Since that move in February, the department has seen nearly four times the number of applications it usually receives in an entire year.

"There's just no way this pace keeps up," Hallock said.

On Wednesday, Sheriff Sandra Hutchens also opted to eliminate an in-person gun inspection component of the application to further streamline processing, he said.

All the while, the department continues to navigate a kind of legal limbo. State Atty. Gen. Kamala Harris has said she plans to appeal the ruling, in the absence of an appeal by San Diego County Sheriff Bill Gore, who was the named defendant in the original case.

"We're still in that kind of leeway area where the courts can still withdraw the decision," Hallock said. "Following that, we may continue down the same course or we may have to divert and go in another direction."

Hutchens has said she intends to "follow the law."

"That is what I did prior to the law change and that is what I'm doing today," she told the Orange County Board of Supervisors earlier this month.

While supervisors voted to support the hiring of about 15 retired deputies on a temporary basis to help handle the onslaught, Hallock said that may not ultimately be the best course of action.

"We're not prepared to commit 15 full-time personnel," he said.

He said officials are in the process of identifying potential part-time staff, possibly from the department's professional standards division.

Hallock added that the delay in processing is in no way a "stall tactic," despite claims to the contrary.

Still, Orange County applicants say they're growing impatient, waiting to see if their interview and background check appointments — which now are set for as late as mid-2016 — will be adjusted.

"My appointment is set for Sept. 9, 2016," Irvine-based attorney Mark Adams wrote in an email. "In any event, this outrageously long queue is a hard pill to swallow, given that the pent-up demand for permits was caused by a violation of the constitutional rights of Orange County citizens in the first place."

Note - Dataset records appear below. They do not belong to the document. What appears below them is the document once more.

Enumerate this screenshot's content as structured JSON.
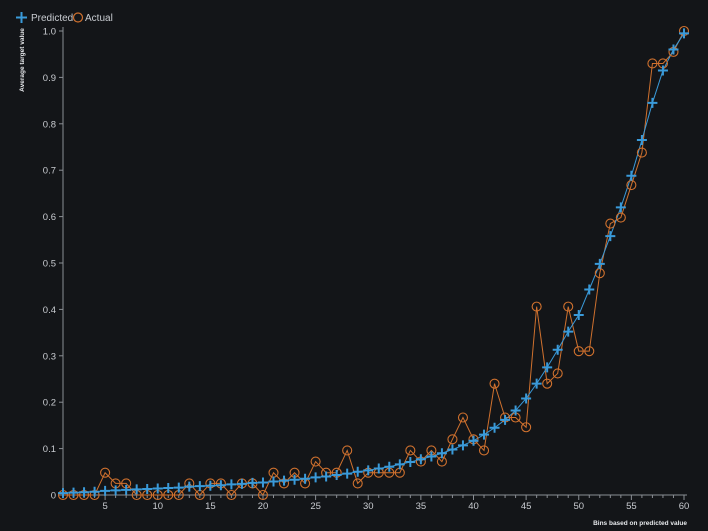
{
  "chart_data": {
    "type": "line",
    "xlabel": "Bins based on predicted value",
    "ylabel": "Average target value",
    "xlim": [
      1,
      60
    ],
    "ylim": [
      0,
      1.0
    ],
    "x_ticks": [
      5,
      10,
      15,
      20,
      25,
      30,
      35,
      40,
      45,
      50,
      55,
      60
    ],
    "y_ticks": [
      0,
      0.1,
      0.2,
      0.3,
      0.4,
      0.5,
      0.6,
      0.7,
      0.8,
      0.9,
      1.0
    ],
    "y_tick_labels": [
      "0",
      "0.1",
      "0.2",
      "0.3",
      "0.4",
      "0.5",
      "0.6",
      "0.7",
      "0.8",
      "0.9",
      "1.0"
    ],
    "grid": false,
    "legend_position": "top-left",
    "x": [
      1,
      2,
      3,
      4,
      5,
      6,
      7,
      8,
      9,
      10,
      11,
      12,
      13,
      14,
      15,
      16,
      17,
      18,
      19,
      20,
      21,
      22,
      23,
      24,
      25,
      26,
      27,
      28,
      29,
      30,
      31,
      32,
      33,
      34,
      35,
      36,
      37,
      38,
      39,
      40,
      41,
      42,
      43,
      44,
      45,
      46,
      47,
      48,
      49,
      50,
      51,
      52,
      53,
      54,
      55,
      56,
      57,
      58,
      59,
      60
    ],
    "series": [
      {
        "name": "Predicted",
        "color": "#3a9ad9",
        "marker": "plus",
        "values": [
          0.004,
          0.005,
          0.006,
          0.007,
          0.009,
          0.01,
          0.011,
          0.012,
          0.013,
          0.014,
          0.015,
          0.016,
          0.018,
          0.019,
          0.02,
          0.021,
          0.023,
          0.024,
          0.026,
          0.027,
          0.029,
          0.031,
          0.033,
          0.035,
          0.038,
          0.04,
          0.043,
          0.046,
          0.05,
          0.053,
          0.057,
          0.061,
          0.066,
          0.071,
          0.077,
          0.083,
          0.09,
          0.098,
          0.107,
          0.117,
          0.13,
          0.145,
          0.162,
          0.182,
          0.208,
          0.24,
          0.275,
          0.313,
          0.352,
          0.388,
          0.443,
          0.498,
          0.558,
          0.62,
          0.688,
          0.765,
          0.845,
          0.915,
          0.96,
          0.995
        ]
      },
      {
        "name": "Actual",
        "color": "#d0712e",
        "marker": "circle",
        "values": [
          0.0,
          0.0,
          0.0,
          0.0,
          0.048,
          0.025,
          0.025,
          0.0,
          0.0,
          0.0,
          0.0,
          0.0,
          0.025,
          0.0,
          0.025,
          0.025,
          0.0,
          0.025,
          0.025,
          0.0,
          0.048,
          0.025,
          0.048,
          0.025,
          0.072,
          0.048,
          0.048,
          0.096,
          0.025,
          0.048,
          0.048,
          0.048,
          0.048,
          0.096,
          0.072,
          0.096,
          0.072,
          0.12,
          0.167,
          0.12,
          0.096,
          0.24,
          0.167,
          0.167,
          0.146,
          0.406,
          0.24,
          0.262,
          0.406,
          0.31,
          0.31,
          0.478,
          0.585,
          0.598,
          0.668,
          0.738,
          0.93,
          0.93,
          0.955,
          1.0
        ]
      }
    ]
  }
}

Russell Mallette, a Costa Mesa resident who works for a private security company and owns a small business, said he wished that those with applications pending before the change in policy would be given "favorable precedence" over those who jumped online as soon as the court ruling came down.

He said he was told when he first submitted an application in late 2012 that his work may not be sufficient "good cause" to carry a concealed weapon, so rather than risk getting rejected, he opted to put his application on hold.

"I don't want to seem like one of those guys who says, 'Oh, this sounds cool. I'm going to get my permit,'" he said. "I take every course my industry offers me — crisis negotiation, taught by an FBI agent ... I've got the certs on the wall to back it up."

His interview appointment is set for 9:30 a.m. Jan. 13, 2016.